Preliminary Tests of a Laboratory Chamber Technique Intended to Simulate Pesticide Volatility in the Field

Pesticides volatilize into the atmosphere in measurable quantities and concentrations; however, reliable methods of trapping pesticide vapors are not readily available. Laboratory simulations of field pesticide volatilization can provide information from which inferences can be made regarding actual field-scale volatilization. The objective of this study was to evaluate a simple laboratory technique that can be used to simulate field volatilization of pesticide vapor, in this particular case metolachlor [2-chloro-N-(2-ethyl-6-methylphenyl)-N-(2-methoxy-1-methylethyl) acetamide] vapor. In addition, this study was also used to evaluate the trapping efficiency of XAD-8 sorbent resin for metolachlor. A custom-designed volatilization chamber consisting of a 1.5-L bell-shaped jar was fitted with a vacuum air check valve. The chamber was connected to an air sampling tube that was filled with a polymeric resin, XAD-8, to trap metolachlor vapor. The air sampling tube was connected to a computerized air sampling pump, which could be programmed to sample air from the chamber at a variety of different flow rates and sampling intervals. The volatilization chamber was used inside of a controlled environment chamber to measure metolachlor volatilization from a glass surface over a 24 h period.
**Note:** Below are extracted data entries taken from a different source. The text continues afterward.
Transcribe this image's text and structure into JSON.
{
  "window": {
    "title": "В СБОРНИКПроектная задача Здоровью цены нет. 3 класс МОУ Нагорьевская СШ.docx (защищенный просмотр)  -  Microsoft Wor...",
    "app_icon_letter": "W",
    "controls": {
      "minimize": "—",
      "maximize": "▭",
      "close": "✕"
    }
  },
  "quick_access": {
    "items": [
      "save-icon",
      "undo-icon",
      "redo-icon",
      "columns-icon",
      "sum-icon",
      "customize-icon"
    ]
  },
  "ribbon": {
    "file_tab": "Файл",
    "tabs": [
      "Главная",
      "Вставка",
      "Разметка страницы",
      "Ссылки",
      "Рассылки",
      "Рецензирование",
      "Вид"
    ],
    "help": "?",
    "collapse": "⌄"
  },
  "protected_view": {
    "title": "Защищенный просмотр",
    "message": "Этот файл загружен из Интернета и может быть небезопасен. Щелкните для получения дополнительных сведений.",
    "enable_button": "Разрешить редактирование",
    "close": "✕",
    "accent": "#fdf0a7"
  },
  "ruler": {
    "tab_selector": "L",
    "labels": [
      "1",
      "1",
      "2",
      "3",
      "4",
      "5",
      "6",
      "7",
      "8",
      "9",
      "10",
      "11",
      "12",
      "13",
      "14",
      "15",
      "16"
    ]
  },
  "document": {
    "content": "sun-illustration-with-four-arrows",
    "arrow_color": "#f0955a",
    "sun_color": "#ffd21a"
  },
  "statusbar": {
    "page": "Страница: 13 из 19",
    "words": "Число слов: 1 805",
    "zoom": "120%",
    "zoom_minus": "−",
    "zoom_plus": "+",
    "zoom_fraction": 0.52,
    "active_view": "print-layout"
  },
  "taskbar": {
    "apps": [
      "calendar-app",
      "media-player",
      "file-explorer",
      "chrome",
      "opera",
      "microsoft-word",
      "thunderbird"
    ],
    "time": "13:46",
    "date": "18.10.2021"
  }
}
Total metolachlor recovery averaged 102%. Total metolachlor volatilized under the controlled conditions of this study averaged 84%. Metolachlor trapped by the XAD-8 sorbent averaged 65%. The chamber design performed satisfactorily and when used inside a controlled-environment chamber provides a means of evaluating the effects of various microclimate parameters that influence pesticide volatilization.